12. Considering the entire evidence
available on record, whole prosecution story seems to be suspicious. In these
circumstances, without there being any corroboration by the independent
witnesses, relying only on the evidence of police officials for convicting the
Appellants is not just and proper. It is important to note that all
incriminating pieces of evidence, available on the record, are required to be
put to the accused, as provided under section 342, Cr.P.C. in which the words
used are "For the purpose of enabling the accused to explain any circumstances
appearing in evidence against him" which clearly demonstrate that not only
the circumstances appearing in the examination-in-chief are put to the accused
but the circumstances appearing in cross-examination or re-examination are also
required to be put to the accused, if they are against him, because the
evidence means examination-in-chief, cross-examination and re-examination, as
provided under Article 132 read with Articles 2(c) and 71 of Qanun-e-Shahadat
Order, 1984. The perusal of statement of the appellants, under section 342, CrP.C at Exh.11 and 12, reveal that the portion of the
evidence which appeared in the cross-examination was not put to the accused in their
statements under section 342, Cr.P.C.
enabling them to explain the circumstances.

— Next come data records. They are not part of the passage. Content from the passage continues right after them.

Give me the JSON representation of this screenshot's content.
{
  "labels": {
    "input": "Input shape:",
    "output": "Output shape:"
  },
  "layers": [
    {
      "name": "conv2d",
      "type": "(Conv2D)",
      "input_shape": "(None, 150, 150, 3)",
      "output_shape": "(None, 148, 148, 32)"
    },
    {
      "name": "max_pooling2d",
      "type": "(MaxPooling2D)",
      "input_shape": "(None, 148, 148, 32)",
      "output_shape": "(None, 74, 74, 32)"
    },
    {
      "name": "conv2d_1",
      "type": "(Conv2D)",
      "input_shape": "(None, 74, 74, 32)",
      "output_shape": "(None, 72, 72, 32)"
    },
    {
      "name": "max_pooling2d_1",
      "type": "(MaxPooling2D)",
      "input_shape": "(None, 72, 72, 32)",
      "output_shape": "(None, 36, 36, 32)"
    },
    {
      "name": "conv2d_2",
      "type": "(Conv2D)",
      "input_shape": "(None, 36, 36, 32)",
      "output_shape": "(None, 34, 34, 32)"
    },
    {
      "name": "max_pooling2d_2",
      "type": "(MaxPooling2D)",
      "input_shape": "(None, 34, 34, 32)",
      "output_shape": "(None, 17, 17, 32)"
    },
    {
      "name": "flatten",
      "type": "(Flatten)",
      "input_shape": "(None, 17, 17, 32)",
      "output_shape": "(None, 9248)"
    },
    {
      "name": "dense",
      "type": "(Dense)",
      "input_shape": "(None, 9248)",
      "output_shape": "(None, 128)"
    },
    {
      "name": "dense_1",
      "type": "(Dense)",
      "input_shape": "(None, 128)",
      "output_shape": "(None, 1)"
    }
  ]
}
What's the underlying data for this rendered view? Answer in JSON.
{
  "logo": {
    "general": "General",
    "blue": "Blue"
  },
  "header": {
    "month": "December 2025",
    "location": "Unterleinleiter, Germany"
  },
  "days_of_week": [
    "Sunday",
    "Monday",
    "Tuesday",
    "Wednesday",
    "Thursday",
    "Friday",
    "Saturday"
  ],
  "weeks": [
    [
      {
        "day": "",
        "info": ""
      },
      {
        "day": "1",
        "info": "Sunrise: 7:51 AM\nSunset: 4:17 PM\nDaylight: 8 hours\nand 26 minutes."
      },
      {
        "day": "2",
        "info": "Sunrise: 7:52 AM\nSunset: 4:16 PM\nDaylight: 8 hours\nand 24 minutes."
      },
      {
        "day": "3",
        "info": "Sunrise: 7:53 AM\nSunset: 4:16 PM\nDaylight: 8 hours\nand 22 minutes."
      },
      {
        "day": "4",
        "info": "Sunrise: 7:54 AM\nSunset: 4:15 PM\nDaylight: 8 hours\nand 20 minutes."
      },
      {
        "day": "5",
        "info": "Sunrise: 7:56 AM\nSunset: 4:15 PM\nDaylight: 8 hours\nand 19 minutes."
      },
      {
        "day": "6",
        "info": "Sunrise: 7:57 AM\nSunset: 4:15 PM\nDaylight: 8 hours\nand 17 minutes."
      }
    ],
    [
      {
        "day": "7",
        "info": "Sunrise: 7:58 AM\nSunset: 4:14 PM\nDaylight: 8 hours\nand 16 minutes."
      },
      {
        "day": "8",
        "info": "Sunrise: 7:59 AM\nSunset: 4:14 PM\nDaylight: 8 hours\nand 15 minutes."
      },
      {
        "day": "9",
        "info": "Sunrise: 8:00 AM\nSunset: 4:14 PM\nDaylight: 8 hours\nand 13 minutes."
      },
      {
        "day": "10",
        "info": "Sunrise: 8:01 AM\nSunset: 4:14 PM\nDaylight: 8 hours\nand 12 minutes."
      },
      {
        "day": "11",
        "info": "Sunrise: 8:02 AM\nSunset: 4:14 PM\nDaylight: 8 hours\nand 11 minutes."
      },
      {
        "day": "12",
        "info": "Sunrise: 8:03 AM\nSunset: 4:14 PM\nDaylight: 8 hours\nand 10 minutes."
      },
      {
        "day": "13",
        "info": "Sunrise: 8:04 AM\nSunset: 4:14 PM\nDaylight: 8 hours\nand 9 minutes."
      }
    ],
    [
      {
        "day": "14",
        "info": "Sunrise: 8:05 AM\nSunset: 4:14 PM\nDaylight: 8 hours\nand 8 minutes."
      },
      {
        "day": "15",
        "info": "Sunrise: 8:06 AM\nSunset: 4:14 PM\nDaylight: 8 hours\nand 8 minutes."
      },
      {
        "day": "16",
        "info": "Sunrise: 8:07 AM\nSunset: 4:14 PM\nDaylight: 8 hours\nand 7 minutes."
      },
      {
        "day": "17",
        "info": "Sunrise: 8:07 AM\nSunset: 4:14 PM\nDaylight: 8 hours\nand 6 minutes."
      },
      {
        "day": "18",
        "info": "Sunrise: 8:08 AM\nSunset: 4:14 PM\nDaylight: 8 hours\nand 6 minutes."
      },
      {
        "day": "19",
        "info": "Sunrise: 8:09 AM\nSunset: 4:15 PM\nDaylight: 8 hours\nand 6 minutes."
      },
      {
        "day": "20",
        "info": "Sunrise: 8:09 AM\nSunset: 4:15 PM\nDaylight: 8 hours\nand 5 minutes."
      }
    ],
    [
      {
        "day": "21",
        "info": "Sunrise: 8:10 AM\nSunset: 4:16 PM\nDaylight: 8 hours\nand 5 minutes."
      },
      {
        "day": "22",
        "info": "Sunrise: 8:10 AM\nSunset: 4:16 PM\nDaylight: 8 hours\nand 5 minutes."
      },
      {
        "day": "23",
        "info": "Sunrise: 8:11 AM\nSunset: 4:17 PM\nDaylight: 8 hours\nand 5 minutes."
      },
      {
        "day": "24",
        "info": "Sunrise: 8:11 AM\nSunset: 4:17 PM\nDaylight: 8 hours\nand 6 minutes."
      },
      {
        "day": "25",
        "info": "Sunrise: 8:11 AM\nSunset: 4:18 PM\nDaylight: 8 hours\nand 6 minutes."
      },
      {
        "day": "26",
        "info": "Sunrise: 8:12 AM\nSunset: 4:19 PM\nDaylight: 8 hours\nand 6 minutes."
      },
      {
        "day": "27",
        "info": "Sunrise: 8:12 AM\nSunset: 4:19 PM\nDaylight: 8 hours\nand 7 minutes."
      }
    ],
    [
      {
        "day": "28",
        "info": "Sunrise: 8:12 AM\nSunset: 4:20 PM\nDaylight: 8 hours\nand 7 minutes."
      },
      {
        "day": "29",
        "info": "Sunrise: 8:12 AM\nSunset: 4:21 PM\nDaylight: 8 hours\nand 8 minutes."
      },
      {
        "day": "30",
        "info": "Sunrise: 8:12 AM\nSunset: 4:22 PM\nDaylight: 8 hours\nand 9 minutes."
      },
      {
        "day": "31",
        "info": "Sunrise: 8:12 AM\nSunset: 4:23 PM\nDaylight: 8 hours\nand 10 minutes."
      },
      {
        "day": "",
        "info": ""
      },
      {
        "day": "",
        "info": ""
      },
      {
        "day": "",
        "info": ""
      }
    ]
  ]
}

It is well settled that if any
piece of evidence is not put to the accused in his statement under section 342,
Cr.P.C. then the same cannot be used against him for his conviction. In the present case, incriminating
pieces of evidence such as positive reports of experts and evidence of terror
and insecurity were not put to accused in their statements recorded U/S 342
Cr.P.C for their explanation, then the same could not be used against them for
conviction, as held in the case of Muhammad Shah V/S Habibullah and others
(2010 SCMR 1009). Learned Judge, Anti-Terrorism Court Khairpur miserably failed
to appreciate evidence according to settled principles of law.
13. Consequently,
instant criminal Jail Appeal is allowed. Impugned Judgment dated 29.11.2018 of
conviction and sentence recorded by learned Anti-Terrorism Court, Khairpur in Special
Cases Nos. 45/2016,46/2016, 47/2016 and 48/2016 is set aside. Appellants are
acquitted of the charges framed against them. If any amount has been deposited
by any of the Appellants towards the fine imposed upon them by the Trial Court,
the same shall be refunded and the seized property shall be disposed of in
accordance with law. Appellants are in custody. They shall be released
forthwith, if not required in some other cases.
14. Before
parting with this Judgment, it is ordered that a copy of Judgment be sent to
the Inspector General of Police Sindh Karachi for taking action against SHO Syed
Aftab Ahmed Shah for lodging false cases against the Appellants, in accordance
with law under intimation to this Court. Office is further directed to send a copy
of this Judgment to Mr. Inam Ali Malik, Judge Anti-Terrorism Court, Khairpur
for future guidance.
15. These
are the reasons of our short order dated.05.12.2019.